「…ぃ」

「ん?」

「…ないよ。渉の分。早和のしか作ってきてないもん」


ふいっと顔を背けて言った。


「…そっか」

「……っ」


少しだけ笑みを含んだその言葉が。

なんだか悲しそうな、さみしそうな感じに聞こえたのは、私の思い過ごしだろうか。

…私が、そうだといいのにって思ってるから?

一瞬、あげようかなって思った。

好きな人にチョコレートをあげたいって。

でも、恥ずかしくて…。

「ない」って言えば、恥ずかしい思いをしなくていいんじゃないかって、思ってしまった。

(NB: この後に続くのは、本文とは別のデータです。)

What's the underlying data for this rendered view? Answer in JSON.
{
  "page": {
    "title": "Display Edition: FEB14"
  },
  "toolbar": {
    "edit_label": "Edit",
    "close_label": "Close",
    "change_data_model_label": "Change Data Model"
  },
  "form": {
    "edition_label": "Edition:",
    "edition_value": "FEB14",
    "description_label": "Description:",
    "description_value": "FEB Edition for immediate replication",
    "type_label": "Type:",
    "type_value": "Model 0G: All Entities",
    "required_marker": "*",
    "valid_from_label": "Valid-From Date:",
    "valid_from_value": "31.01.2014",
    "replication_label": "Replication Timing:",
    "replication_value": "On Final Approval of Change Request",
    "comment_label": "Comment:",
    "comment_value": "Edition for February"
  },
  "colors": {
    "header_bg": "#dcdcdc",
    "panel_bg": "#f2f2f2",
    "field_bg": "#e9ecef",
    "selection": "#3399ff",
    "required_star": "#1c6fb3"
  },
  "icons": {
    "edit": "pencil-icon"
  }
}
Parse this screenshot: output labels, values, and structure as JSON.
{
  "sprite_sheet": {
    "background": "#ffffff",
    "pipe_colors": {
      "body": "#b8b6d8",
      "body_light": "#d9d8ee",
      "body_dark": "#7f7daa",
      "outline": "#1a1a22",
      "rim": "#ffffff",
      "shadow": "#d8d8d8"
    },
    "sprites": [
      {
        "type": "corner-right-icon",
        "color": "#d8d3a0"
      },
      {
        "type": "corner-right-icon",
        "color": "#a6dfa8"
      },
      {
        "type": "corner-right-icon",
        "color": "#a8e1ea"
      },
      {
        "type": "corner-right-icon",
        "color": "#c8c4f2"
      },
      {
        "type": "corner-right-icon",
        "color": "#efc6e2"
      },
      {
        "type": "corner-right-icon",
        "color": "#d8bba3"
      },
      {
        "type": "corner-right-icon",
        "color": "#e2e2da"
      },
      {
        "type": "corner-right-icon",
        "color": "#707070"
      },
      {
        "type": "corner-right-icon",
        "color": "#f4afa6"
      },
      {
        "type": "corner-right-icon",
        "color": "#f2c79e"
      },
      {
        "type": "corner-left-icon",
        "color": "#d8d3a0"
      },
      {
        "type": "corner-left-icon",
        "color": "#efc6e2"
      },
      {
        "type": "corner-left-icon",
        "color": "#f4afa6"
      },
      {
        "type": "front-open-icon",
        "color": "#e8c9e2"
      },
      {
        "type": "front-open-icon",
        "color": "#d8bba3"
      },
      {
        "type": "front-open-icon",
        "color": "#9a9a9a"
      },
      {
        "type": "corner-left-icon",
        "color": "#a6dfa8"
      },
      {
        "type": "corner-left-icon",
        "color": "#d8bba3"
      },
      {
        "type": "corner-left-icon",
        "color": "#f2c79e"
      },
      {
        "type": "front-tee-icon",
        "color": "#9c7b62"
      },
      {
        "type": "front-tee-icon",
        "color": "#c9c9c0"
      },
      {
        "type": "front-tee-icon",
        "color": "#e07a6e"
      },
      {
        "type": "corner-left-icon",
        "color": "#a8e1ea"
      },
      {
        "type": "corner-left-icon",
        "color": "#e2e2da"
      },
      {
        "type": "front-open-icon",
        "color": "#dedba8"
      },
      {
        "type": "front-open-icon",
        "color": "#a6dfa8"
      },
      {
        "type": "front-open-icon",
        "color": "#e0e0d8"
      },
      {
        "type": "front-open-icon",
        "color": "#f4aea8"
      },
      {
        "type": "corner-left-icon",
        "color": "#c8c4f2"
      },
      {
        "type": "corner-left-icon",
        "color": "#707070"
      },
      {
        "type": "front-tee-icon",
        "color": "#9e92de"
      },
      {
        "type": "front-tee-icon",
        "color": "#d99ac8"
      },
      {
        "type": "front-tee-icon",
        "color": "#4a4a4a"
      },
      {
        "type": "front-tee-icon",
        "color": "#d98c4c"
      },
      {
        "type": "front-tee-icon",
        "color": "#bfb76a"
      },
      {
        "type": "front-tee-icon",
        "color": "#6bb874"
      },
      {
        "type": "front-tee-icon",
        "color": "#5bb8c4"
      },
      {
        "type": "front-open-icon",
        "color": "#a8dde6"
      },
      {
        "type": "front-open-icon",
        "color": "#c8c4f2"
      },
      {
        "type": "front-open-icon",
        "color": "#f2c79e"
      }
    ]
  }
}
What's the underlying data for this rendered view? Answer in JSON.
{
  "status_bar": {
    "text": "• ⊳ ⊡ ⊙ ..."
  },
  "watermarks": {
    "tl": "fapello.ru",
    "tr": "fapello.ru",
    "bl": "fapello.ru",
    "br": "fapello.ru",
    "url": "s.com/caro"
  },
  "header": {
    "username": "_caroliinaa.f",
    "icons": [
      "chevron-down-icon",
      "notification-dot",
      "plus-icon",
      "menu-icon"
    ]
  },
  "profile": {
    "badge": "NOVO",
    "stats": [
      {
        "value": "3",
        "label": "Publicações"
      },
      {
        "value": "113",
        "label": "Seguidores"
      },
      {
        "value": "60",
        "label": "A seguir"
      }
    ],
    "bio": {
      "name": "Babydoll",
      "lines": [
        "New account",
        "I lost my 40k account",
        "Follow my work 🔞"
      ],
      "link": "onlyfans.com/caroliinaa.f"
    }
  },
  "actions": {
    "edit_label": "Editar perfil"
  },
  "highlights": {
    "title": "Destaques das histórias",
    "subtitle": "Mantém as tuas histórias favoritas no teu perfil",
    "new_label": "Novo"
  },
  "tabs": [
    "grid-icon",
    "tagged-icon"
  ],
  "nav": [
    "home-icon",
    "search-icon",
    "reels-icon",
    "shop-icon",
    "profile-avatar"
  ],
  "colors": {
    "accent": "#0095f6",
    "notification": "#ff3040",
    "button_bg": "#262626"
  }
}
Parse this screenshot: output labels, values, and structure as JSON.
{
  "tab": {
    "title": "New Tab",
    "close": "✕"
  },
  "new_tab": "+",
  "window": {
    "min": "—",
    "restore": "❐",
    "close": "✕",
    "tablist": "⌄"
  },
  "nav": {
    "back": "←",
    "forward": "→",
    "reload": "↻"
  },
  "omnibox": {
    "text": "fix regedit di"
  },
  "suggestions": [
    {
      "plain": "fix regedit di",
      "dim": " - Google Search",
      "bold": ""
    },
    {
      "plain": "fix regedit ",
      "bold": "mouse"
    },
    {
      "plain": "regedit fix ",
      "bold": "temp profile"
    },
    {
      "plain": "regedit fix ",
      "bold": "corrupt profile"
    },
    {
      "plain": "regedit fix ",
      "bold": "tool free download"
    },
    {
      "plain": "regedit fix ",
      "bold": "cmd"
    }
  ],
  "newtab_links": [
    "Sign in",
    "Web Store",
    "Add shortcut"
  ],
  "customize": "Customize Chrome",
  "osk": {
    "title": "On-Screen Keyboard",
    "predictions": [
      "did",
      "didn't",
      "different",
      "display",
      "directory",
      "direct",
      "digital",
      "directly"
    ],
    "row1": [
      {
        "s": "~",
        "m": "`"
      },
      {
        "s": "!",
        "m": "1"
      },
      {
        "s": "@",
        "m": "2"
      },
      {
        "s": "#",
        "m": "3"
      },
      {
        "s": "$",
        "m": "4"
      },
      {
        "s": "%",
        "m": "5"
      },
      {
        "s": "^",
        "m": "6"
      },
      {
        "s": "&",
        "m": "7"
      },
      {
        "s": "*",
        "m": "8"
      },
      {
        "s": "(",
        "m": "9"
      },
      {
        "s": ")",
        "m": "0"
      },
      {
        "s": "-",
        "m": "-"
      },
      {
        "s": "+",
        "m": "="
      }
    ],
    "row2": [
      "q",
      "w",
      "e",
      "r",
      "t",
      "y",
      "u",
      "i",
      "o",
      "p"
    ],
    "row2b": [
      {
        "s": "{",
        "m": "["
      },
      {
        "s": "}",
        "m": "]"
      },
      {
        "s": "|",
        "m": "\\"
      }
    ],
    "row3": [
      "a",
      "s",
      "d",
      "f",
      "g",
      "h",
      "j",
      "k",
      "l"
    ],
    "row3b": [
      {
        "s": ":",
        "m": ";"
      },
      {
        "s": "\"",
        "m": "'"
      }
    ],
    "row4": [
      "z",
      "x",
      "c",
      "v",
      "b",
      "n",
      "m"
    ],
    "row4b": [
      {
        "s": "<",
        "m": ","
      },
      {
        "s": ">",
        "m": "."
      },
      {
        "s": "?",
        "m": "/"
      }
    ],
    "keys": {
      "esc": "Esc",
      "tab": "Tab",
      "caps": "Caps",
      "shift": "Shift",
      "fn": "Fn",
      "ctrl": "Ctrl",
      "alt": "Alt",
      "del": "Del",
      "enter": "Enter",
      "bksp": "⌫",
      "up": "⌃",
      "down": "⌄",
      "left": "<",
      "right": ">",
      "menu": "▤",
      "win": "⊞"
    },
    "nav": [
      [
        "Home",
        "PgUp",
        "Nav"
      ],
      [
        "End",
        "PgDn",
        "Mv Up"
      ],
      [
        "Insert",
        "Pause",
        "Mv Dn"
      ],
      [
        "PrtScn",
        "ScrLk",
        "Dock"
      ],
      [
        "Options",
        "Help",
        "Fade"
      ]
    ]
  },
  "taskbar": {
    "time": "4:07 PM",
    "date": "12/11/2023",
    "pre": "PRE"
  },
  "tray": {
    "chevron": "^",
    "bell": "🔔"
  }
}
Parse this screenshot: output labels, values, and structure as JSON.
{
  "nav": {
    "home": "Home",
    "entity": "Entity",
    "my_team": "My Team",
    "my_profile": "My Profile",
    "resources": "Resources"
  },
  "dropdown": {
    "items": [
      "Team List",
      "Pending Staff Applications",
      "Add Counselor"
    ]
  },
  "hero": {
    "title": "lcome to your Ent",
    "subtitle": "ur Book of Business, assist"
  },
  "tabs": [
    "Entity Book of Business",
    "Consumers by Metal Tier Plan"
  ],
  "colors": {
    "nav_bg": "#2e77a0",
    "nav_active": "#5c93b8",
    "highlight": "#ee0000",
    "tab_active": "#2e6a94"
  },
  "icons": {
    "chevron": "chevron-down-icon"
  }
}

それに…こんなにクラス(主に女子)の視線が集まってる中で手渡しなんてできるはずもない。


「はい。解放してやるよ」

「…う、うん…」


それなのに。

私今、後悔してる。

さっきまでは離してほしいって思ってたくせに。

簡単に無くなったぬくもりが寂しくて。

やっぱり、「ある」って言っておけばよかった。

今さらなのに。

時間は戻せないのに。

すごく、すごく…後悔した。


「はぁぁ…」

「ゆ、結希ちゃん?どうしたの?」


大きなため息をついていると、大丈夫?と早和が心配そうにのぞきこんできた。